Brad blinked some more.

"I told you. Magic." Yohji nodded.

". . . And I haven't turned red yet?" Brad blinked, looking himself over.

"You're not red." Nagi rolled his eyes again.

". . . This is strange. And disturbing." Brad stated.

"Why, nothing bad happened?" Nagi asked.

"EXACTLY."

". . . You're paranoid." Nagi said, walking off.

"You would be too if you had my job." Brad grumbled, following.

". . . This is unfair. The kid got more attention than me! I DON'T WANT TO BE NEGLECTED!" Schuldich whined.

"Ha!" Nagi exclaimed happily.

"Knock off, Chibi!" Schuldich exclaimed.

And so our heroes departed, off to find someplace to camp out for the night.

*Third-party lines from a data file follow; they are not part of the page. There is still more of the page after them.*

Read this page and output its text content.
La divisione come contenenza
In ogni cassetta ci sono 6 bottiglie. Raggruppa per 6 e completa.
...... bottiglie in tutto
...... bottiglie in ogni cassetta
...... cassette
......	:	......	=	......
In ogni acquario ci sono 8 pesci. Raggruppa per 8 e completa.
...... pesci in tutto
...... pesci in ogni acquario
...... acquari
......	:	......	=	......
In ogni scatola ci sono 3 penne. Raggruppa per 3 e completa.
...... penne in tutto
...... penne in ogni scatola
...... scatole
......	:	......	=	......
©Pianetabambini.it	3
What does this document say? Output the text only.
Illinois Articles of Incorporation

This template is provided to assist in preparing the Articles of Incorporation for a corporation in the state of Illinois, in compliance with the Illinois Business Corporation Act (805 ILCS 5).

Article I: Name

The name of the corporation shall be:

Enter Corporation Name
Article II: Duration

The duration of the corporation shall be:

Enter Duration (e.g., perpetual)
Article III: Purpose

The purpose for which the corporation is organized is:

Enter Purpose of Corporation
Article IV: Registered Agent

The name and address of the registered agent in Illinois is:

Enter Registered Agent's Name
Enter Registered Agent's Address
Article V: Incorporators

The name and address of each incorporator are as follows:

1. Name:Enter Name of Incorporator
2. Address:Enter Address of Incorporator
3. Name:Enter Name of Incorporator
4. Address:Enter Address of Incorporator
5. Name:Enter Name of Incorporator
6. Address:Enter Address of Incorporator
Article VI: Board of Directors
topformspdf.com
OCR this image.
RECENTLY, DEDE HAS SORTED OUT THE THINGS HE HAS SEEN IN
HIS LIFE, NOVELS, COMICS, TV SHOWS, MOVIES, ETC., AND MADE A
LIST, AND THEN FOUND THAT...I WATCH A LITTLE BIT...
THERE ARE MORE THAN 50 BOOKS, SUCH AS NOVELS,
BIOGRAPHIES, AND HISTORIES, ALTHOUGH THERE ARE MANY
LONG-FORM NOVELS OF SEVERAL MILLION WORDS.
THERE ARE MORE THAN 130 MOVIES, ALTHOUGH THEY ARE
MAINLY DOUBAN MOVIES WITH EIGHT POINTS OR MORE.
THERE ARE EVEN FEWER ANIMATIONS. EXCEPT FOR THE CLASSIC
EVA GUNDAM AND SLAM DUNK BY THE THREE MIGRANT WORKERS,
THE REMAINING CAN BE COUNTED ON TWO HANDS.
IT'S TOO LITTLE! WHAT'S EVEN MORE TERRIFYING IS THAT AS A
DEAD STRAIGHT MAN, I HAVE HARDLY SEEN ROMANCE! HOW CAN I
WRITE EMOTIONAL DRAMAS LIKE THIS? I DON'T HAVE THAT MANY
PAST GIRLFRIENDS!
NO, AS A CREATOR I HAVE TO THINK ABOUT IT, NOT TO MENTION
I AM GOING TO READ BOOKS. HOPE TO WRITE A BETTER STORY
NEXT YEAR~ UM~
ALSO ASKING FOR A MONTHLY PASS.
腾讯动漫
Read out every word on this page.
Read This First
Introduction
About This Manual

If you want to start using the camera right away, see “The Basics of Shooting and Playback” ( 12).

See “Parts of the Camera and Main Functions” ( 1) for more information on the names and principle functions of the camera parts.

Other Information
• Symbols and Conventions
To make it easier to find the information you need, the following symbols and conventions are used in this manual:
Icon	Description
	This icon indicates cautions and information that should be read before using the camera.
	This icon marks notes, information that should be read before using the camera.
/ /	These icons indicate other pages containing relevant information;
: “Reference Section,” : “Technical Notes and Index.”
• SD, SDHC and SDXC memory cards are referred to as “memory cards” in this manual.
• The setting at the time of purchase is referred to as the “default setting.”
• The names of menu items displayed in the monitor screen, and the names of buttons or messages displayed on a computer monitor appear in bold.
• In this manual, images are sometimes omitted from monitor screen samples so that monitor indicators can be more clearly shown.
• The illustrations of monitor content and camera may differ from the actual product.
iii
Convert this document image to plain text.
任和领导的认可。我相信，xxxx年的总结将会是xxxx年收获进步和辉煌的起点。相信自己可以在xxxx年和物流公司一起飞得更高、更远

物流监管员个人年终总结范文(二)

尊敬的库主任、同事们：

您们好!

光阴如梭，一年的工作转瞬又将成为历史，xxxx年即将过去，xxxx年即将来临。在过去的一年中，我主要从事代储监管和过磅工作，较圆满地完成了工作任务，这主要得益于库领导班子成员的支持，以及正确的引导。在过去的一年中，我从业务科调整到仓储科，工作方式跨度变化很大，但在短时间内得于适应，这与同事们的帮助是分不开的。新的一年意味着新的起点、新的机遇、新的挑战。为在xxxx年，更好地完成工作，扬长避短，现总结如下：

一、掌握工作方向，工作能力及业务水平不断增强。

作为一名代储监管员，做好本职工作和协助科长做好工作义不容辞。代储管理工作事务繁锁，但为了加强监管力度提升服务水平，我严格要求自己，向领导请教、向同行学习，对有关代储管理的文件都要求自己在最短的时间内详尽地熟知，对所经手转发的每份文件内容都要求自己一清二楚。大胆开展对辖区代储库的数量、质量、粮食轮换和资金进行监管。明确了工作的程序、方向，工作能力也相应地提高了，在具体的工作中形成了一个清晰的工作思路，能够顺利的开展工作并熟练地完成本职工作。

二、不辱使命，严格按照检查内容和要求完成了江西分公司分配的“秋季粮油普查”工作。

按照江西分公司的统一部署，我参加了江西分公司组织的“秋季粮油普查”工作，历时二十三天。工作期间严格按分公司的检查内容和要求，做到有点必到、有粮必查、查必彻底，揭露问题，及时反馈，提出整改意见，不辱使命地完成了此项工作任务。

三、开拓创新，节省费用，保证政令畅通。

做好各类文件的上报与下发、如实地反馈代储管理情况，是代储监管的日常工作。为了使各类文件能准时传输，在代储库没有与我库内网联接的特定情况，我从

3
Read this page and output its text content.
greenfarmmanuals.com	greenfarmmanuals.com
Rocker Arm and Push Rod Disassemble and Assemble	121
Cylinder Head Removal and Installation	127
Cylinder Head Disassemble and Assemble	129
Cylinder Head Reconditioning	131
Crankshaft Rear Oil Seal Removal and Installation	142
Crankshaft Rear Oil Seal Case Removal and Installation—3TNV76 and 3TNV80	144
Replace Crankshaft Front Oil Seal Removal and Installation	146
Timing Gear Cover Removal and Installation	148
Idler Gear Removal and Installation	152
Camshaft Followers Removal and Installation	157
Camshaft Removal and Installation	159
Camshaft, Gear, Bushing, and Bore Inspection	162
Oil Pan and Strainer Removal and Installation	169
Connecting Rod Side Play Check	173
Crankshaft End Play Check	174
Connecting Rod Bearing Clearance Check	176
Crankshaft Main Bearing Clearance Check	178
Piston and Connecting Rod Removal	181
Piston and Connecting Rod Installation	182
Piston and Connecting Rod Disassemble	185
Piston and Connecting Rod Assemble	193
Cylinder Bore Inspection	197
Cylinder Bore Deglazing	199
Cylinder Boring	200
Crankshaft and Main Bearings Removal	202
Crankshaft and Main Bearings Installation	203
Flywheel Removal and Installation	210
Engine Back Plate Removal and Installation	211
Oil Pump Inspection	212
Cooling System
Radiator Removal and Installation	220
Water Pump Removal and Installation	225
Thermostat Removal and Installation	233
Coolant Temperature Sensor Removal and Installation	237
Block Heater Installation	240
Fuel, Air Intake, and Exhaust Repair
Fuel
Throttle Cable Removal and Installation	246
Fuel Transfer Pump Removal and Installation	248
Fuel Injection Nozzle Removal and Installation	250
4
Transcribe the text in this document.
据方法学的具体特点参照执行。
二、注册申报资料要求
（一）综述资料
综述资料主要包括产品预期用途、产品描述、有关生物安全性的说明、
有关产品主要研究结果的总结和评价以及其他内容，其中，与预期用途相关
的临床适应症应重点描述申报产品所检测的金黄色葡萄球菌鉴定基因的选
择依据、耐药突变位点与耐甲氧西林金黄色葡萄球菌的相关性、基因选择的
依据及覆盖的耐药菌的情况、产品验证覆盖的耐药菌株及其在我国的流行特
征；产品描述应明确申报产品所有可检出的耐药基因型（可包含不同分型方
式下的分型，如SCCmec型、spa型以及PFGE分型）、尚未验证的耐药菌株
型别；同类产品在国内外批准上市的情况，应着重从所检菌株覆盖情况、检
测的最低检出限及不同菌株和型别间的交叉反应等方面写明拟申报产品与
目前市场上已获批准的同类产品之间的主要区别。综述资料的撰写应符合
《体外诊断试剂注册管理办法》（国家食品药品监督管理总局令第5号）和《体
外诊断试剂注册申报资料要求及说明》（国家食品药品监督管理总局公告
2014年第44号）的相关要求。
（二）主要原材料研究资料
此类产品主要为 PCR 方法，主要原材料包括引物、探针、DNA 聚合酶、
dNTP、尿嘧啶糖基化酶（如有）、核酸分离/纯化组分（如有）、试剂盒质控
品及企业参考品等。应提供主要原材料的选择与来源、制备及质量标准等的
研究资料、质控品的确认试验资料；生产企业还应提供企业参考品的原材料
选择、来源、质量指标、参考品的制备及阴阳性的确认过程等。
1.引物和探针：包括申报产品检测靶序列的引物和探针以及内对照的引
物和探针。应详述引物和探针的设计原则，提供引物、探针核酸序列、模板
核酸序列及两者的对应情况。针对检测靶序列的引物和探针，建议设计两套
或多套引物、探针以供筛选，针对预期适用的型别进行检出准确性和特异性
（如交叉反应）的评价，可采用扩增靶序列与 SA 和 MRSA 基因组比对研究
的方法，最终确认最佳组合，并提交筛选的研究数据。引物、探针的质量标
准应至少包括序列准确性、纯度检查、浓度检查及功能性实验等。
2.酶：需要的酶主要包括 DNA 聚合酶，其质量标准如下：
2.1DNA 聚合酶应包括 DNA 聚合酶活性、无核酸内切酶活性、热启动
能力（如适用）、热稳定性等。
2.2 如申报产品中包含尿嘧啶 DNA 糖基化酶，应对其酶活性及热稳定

... Well, technically Schuldich will just be going backstage, but that's not the point....

**************











A/N:

(the following is Verie and Shinigami on the phone)

Verie: So yeah... I'm trying to go back to the original plot.
Shinigami: . . . it was something involving Brad as a prince, right?
Verie: . . . Yeah.
Shinigami: ... I don't remember anything else.
Verie: Yeah, no one does.

(end scene)

.. yeah, I called her after writing the previous chapter where everyone was ranting about not remembering the plot, and I was just horribly amused by the fact she really didn't remember it. >.> Except.. that's not a good thing... x.x;

But yeah... be happy! We're kind of back to the plot! And sorry for yet another pointless chapter, but it kind of has a point.... .. sorta... O.o; you'll just have to wait and see. I do have an actual plot for the next chapter, but I had to write the potion thing as an excuse for what's going to happen... because... ... yeah.